Question

A cubical thermocol ice box of side $20\,cm$ has a thickness $5\,cm$ . If $5\,kg$ of ice is put in the box, the amount of ice remaining after $10\,hours$ is:
(The outside temperature is $50$ and the coefficient of thermal conductivity of thermocol $= 0.01\,J{s^{ - 1}}{m^{ - 2}}$ , latent heat of fusion of ice $= 335 \times {10^3}\,Jk{g^{ - 1}}$ )
A. $3.7\,kg$
B. $3.9\,kg$
C. $4.7\,kg$
D. $4.9\,kg$

Answer 1

Here we have to first find the total surface area of the box, then the total heat entering the box through all sides. Then we have to use the relation between heat and thermal conductivity to find the heat.
At last we have to find the mass of ice through heat and latent heat of fusion.

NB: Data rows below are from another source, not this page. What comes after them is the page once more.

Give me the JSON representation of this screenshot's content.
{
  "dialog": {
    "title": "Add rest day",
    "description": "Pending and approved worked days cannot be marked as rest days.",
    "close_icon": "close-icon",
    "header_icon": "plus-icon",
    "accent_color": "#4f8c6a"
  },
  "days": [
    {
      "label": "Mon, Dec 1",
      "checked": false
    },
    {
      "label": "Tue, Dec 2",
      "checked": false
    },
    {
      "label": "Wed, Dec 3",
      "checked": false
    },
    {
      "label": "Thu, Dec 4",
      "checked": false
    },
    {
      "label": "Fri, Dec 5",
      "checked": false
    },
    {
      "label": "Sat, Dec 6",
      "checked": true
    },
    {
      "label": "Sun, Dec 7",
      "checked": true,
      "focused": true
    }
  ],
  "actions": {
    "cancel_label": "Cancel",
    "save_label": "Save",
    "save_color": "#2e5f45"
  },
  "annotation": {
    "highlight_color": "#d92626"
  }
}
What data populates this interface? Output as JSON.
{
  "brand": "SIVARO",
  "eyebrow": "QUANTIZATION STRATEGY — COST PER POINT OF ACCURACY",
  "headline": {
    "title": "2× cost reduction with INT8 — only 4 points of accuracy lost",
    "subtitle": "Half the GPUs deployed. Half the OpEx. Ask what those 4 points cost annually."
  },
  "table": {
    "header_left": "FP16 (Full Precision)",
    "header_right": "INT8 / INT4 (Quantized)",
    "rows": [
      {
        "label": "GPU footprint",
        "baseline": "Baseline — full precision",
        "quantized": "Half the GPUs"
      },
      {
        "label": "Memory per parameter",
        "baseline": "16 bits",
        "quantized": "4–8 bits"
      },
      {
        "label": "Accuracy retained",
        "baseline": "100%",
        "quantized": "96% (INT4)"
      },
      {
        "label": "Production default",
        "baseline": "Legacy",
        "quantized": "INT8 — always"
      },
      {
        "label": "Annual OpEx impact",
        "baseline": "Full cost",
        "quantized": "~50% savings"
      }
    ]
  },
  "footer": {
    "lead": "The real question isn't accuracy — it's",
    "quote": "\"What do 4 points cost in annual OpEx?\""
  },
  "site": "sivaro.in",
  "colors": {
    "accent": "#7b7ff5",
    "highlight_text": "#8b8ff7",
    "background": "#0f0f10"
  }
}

Complete step by step answer:
Given,
Length of each side, $l = 20\,cm = 20 \times {10^{ - 2}}\,m$
Thickness, $x = 5\,cm = 5 \times {10^{ - 2}}\,m$
Since, the thermocole is cubical,
So total surface area will be:
$\Rightarrow a = 6{l^2} \\\ \Rightarrow a = 6 \times {\left( {20 \times {{10}^{ - 2}}\,m} \right)^2} \\\ \Rightarrow a = 24 \times {10^{ - 2}}\,{m^2} \\\$
The outside temperature $= 50$
So, change in temperature,
$\Delta T = 50 - 0 = 50$
Thermal conductivity, $K = 0.01\,J{s^{ - 1}}{m^{ - 2}}$
Time,
$t = 10\,hr \\\ \Rightarrow t= 36 \times {10^3}\,s \\\$
Latent heat of fusion, ${L_f} = 335 \times {10^3}\,Jk{g^{ - 1}}$
So, total heat entering the box is:
$Q = \dfrac{{K \times a \times \Delta T \times t}}{x} \\\ \Rightarrow Q = \dfrac{{0.01\,J{s^{ - 1}}{m^{ - 2}} \times 24 \times {{10}^{ - 2}}{m^2} \times 50 \times 36 \times {{10}^3}\,s}}{{5 \times {{10}^{ - 2}}\,m}} \\\ \Rightarrow Q = 86400\,J \\\$

Let the ice that melts be $m\,kg$
Relationship between heat and latent heat is:
$Q = m{L_f} \\\ m = \dfrac{Q} {{{L_f}}} \\\ \Rightarrow Q = \dfrac{{86400\,J}} {{335 \times {{10}^3}\,Jk{g^{ - 1}}}} \\\ \Rightarrow Q = 0.258\,kg \\\$

Therefore, amount of ice left
$m = \left( {5 - 0.258} \right)\,kg \\\ \Rightarrow m = 4.742\,kg \\\ \Rightarrow m = 4.7\,kg \\\$
Hence, option C is correct.

Additional information: Thermal conductivity: The thermal conductivity of a material is an estimation of its capacity to conduct heat. It is usually denoted by $K$ . Heat transfer happens at a lower rate in materials of low thermal conductivity than in materials of high thermal conductivity.
Latent heat of fusion: The latent heat of fusion is the enthalpy change of some quantity of the material when it is melted. When the heat of the fusion is referred to as the unit of mass, it is generally known as basic heat of fusion, while the molar heat of the fusion corresponds to the shift of the enthalpy by the quantity of the material in moles.

Note: Here we should be careful with the units. If they are not in standard form we need to convert them. Also at last we need to subtract $5$ from the result because it is mentioned in the question that $5\,kg$ of ice is put in the box.